Die Präsentation am Messestand überließ Konzernchef Oliver Blume wie bereits bei der Vorabenthüllung am Abend zuvor den Markenverantwortlichen: Markenchef Thomas Schäfer, der im ID Buzz (der hier gar nicht verkauft wird) auf die Bühne fuhr, VW-Pkw-Chinachef Stefan Mecha sowie die CEOs der beiden Joint Ventures mit SAIC und FAW. „Wir freuen uns auf die nächsten 40 Jahre in China“, sagte Mecha selbstbewusst. "Volkswagen bleibt China eng verbunden", fügte Schäfer hinzu. Mit schnelleren Entscheidungen wolle man dazu beitragen, die elektrische Zukunft im Land zu gestalten.
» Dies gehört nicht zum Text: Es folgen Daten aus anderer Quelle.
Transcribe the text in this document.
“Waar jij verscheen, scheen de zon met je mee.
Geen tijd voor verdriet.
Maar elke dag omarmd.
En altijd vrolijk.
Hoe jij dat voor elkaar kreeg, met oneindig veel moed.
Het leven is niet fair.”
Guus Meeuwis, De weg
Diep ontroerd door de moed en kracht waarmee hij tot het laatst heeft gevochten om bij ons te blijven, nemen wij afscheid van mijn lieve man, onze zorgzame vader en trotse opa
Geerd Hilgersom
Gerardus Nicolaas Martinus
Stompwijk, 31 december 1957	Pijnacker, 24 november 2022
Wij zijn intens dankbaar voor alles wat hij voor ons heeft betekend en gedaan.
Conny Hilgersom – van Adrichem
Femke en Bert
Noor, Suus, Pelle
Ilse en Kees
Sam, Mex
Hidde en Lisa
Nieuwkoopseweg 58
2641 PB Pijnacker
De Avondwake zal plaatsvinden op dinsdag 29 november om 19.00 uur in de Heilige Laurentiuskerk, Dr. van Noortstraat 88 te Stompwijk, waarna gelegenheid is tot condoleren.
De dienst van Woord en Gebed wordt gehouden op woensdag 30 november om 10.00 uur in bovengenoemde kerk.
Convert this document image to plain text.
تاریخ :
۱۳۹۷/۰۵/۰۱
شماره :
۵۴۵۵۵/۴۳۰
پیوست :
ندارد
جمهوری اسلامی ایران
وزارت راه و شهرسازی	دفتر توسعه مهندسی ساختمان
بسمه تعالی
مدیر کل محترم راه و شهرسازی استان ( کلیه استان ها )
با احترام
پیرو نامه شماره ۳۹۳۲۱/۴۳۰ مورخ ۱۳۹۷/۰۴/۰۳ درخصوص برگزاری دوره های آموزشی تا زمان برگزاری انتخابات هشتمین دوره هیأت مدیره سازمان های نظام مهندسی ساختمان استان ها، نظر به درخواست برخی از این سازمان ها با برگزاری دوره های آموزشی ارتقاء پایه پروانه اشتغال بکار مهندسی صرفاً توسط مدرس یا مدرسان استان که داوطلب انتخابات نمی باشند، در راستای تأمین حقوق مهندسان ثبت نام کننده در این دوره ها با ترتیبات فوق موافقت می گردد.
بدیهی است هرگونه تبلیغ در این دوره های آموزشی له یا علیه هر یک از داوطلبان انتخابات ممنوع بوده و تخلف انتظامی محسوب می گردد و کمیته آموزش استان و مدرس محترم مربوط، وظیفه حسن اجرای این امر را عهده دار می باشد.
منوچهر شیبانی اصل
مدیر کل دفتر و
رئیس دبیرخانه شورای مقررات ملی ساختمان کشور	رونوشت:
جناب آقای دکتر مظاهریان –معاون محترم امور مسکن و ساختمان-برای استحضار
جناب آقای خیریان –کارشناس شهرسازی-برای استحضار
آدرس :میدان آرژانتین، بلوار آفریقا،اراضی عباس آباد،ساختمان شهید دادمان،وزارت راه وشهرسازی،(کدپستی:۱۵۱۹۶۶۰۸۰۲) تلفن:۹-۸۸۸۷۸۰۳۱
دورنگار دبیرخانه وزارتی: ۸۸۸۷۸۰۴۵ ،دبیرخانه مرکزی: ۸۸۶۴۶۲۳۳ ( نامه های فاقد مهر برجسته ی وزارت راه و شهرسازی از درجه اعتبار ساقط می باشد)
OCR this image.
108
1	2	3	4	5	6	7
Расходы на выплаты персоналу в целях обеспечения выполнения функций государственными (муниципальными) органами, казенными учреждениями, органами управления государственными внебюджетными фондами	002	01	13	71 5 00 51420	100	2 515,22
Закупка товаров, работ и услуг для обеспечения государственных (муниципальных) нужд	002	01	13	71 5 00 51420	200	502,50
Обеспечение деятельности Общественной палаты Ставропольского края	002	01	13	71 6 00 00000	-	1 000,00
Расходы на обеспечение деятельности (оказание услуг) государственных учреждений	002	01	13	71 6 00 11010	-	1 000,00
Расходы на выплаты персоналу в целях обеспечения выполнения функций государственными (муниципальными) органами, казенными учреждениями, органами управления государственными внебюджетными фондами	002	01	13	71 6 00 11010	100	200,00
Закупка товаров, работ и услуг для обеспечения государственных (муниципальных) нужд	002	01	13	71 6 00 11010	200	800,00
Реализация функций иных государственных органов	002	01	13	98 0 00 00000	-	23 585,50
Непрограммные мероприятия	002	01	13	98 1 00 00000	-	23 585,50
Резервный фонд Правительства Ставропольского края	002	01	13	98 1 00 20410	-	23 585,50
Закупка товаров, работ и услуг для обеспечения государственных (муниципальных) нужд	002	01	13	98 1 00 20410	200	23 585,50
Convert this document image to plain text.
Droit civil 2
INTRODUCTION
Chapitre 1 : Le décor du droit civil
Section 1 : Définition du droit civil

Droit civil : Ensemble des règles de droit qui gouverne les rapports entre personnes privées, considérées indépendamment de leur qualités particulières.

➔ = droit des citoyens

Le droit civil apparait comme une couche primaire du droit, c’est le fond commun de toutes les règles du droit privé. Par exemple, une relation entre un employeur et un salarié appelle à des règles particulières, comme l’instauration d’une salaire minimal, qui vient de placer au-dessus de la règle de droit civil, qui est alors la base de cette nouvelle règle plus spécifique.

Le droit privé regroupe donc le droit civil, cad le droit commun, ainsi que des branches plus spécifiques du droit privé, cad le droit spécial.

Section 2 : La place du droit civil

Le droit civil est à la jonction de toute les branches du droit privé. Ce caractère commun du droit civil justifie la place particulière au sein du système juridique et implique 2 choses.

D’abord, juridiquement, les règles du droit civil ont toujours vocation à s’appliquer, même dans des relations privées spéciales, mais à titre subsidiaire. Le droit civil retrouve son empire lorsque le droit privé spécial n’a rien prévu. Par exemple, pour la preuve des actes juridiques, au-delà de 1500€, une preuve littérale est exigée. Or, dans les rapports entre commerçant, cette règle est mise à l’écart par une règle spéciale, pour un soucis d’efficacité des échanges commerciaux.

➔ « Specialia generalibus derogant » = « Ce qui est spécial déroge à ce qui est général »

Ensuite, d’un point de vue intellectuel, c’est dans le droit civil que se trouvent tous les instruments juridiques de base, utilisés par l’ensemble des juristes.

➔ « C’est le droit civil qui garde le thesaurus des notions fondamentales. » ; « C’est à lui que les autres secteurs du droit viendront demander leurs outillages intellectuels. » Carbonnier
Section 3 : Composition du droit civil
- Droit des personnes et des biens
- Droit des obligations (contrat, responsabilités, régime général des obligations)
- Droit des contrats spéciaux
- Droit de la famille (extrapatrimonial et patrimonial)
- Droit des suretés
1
VW, seit 40 Jahren Marktführer in China, fährt bei der ersten Automesse im Land nach Corona, Lockdowns und Reisesperren, auch insgesamt wieder groß auf. VW und Audi füllen mit ihren beiden Ständen gut ein Drittel der Halle 4, jeder für sich hatte einen der drei größten Stände auf der Messe. Nur BMW konnte mit seinem Messeauftritt mithalten. Der chinesische Newcomer BYD folgte aber bereits knapp dahinter.
Alle Konzernmarken zusammen hätten eine der acht Messehallen komplett füllen können, verteilten sich aber auf zwei Hallen: Audi und VW zusammen mit der konzerneigenen China-Billigmarke Jetta bei anderen Volumenherstellern in Halle 4, Porsche, Bentley, Lamborghini und Ducati bei den Luxusanbietern in Halle 8.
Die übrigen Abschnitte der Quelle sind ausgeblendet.